Plus remember folks if you really do feel slante or such you can always contact one of the admins or myself. But bear in mind the modeators sometimes have ahard job, with people going off topic and spamming etc. A little bit of give and take works wonders.
Fatty
Bonos-Girl
April 26th,2003, 11:14 PM
amen Fatty!
i have possibly slightly been a bit sharper than maybe i needed to before on WOTR (sorry, you know who you are!). but the person involved PMed me and we sorted it all out and i promised never to publically humiliate anyone on the forum ever again! it is quite hard sometimes though, sometimes people are so rude you want to be rude back, and even if you try and be polite somehow that tone will slip into your words unintentionally. and sometimes people just misunderstand one another.
Winyaél Greenleaf
April 27th,2003, 07:58 AM
Certainly, the mods have a job to do, and I know you understand that :) but other forum members may like to give their 2 cent's worth occasionally because the mods can't possibly oversee everything all by themselves... they need the cooperation of other members, so don't feel bad when another member tries to correct you or something... it's all part of learning in life. :grin:
And I agree with BG, sometimes, misunderstandings are bound to happen. Don't take it to heart. However, I do feel that everyone should think twice before posting their comments. I have been told off rather harshly before myself, not a very nice experience. :(
If someone posts something that is really offensive or hurtful and causes public humiliation, you might like to have a private discussion with that person or seek the help and advice of any of the staff members. We'll be most willing to help you :thumbs:
The forums is a place to have fun in, and where freedom of speech is encouraged. To ensure that the forums remains a great place to dwell in, we must all be tolerant to one another, especially since everyone has different attitudes... some may be blunt with their words... some may be more particular in certain areas... some may be bossy... some may be busy-bodies (like me :blush: ) But most of us mean well. :thumbs:
Hope you're still lovin' the forums!
Rune of Mirkwood
April 27th,2003, 10:10 PM
Great discussions, comments and points given and taken here. My sole intention was spoken sincerely and from the heart, as to observations on a couple of replies I saw and experienced myself. Since signing up and becoming a newbie myself and being proud to be a Silver Subscriber, I just shared my personal thoughts and immdiately, (see Page 1 again,..) I felt I did a good thing. I even asked Illuvatar if he wanted to delete this thread.

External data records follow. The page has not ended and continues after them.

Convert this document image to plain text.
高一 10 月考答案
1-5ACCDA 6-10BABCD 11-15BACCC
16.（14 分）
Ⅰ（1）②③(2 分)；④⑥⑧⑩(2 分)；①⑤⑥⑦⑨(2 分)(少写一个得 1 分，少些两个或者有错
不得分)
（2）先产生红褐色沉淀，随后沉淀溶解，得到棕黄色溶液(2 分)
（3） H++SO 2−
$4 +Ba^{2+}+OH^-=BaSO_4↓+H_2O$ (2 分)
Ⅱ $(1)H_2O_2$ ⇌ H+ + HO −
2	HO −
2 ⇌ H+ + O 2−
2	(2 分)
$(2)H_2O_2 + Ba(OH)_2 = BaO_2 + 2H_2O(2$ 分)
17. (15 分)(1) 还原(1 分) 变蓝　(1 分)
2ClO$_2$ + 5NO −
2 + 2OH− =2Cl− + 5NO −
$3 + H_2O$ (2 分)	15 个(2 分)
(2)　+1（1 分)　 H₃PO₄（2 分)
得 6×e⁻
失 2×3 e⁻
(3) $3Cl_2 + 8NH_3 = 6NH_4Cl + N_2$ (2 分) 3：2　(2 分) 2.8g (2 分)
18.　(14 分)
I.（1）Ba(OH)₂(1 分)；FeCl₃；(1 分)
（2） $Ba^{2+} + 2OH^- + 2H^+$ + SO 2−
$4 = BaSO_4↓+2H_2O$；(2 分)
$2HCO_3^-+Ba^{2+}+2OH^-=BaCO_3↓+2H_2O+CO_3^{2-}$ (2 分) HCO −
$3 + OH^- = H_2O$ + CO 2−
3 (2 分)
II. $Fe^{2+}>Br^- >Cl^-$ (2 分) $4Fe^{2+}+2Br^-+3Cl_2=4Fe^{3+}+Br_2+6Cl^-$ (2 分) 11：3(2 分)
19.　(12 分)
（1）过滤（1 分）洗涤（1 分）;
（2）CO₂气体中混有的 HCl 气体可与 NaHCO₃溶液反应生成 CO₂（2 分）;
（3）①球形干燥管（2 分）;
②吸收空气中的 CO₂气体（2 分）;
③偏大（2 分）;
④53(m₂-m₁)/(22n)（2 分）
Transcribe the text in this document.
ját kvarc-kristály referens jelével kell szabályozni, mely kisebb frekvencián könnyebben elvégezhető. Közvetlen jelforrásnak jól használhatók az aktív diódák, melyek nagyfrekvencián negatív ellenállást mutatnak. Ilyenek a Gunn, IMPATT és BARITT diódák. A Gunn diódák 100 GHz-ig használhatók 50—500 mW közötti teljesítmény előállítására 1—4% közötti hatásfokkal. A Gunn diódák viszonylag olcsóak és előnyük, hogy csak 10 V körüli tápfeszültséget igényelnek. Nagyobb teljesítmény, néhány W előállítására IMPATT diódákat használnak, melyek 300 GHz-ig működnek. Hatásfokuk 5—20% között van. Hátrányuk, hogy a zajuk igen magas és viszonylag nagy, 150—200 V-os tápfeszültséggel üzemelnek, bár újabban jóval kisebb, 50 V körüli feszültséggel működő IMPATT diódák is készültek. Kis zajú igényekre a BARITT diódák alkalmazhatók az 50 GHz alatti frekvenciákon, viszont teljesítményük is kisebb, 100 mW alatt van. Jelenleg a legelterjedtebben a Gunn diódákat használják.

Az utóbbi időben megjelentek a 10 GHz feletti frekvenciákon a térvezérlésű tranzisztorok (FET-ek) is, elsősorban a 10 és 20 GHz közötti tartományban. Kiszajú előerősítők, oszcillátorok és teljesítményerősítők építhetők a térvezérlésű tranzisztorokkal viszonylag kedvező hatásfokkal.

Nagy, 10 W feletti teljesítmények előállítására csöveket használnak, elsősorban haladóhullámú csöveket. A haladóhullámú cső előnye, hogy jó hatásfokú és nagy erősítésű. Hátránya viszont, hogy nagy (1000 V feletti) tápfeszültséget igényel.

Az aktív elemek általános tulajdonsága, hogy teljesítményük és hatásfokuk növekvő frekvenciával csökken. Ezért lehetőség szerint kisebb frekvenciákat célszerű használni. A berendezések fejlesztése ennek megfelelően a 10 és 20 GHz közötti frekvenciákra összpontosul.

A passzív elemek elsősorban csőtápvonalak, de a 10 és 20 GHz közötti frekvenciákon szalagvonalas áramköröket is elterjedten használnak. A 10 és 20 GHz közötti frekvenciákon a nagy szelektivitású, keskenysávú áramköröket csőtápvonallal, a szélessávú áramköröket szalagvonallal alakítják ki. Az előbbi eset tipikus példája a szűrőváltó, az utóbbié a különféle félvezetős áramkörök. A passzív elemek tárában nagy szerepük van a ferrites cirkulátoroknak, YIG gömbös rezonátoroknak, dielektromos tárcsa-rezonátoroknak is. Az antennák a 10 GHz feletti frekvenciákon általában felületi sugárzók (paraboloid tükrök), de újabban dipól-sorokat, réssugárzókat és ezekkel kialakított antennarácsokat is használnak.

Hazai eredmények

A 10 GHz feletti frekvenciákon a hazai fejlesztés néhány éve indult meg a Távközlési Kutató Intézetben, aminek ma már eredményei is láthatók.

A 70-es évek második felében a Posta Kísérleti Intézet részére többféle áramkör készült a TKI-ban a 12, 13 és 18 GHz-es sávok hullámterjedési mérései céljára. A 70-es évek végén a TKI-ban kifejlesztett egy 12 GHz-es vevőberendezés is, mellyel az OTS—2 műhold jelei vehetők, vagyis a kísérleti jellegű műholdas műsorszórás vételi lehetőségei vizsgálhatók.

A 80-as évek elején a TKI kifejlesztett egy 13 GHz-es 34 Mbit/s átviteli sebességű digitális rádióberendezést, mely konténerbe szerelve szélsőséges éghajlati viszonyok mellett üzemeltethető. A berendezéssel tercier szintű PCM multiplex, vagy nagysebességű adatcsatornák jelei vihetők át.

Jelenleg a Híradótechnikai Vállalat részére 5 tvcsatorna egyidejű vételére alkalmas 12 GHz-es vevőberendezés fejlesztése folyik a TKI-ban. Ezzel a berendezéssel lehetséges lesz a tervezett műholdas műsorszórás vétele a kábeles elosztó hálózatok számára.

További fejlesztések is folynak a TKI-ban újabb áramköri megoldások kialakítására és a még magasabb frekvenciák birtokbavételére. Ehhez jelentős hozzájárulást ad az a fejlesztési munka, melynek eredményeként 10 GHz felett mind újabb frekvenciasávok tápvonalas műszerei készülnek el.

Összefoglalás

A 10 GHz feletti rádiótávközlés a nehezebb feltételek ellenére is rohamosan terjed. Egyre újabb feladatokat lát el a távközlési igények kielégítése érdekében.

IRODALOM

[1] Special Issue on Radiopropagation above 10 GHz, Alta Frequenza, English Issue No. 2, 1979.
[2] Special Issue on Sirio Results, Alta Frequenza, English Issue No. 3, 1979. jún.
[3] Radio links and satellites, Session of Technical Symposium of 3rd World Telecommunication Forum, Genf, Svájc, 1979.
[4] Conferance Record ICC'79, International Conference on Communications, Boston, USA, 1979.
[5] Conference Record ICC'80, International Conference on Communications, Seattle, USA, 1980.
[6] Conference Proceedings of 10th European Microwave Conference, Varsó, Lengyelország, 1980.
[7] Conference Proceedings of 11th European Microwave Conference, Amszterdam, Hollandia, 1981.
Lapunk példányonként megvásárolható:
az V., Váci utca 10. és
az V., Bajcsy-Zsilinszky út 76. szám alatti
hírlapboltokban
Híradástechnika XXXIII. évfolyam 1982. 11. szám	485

It's been an experience and I am sorry everyone, AGAIN, misinterpreted this thread. I DID NOT MEAN for this to go this far and involve all the Monitors and especially, Fatty. He is too busy with being the WebMaster here and as he stated, has far too much to do and maintain.
I guess I can leave, feeling that perhaps something good came out of all of this. Namarie ~ The Rune
Fatty
April 28th,2003, 12:24 AM
Well, I am very sorry you feel you cannot stay Rune. Iwould say to everyone that you have to be very careful when advising someone. |choose your words carefully, we o not have the benefit of facial expressions or tone when typing in here, so it easy for someoen to misinterpret.
I think users need to have a littl bit of a hard skin in light of this. Also I recommend that moderators word their replies very carefully with some thought to users who may be offended.
PM'ing is the best way, this goes for users just helping newbies as well.
I think enough has been said on this matter and will close this thread for now, I don't visit the forum as often as Iwould like but I hate to see this sort ofthing developing.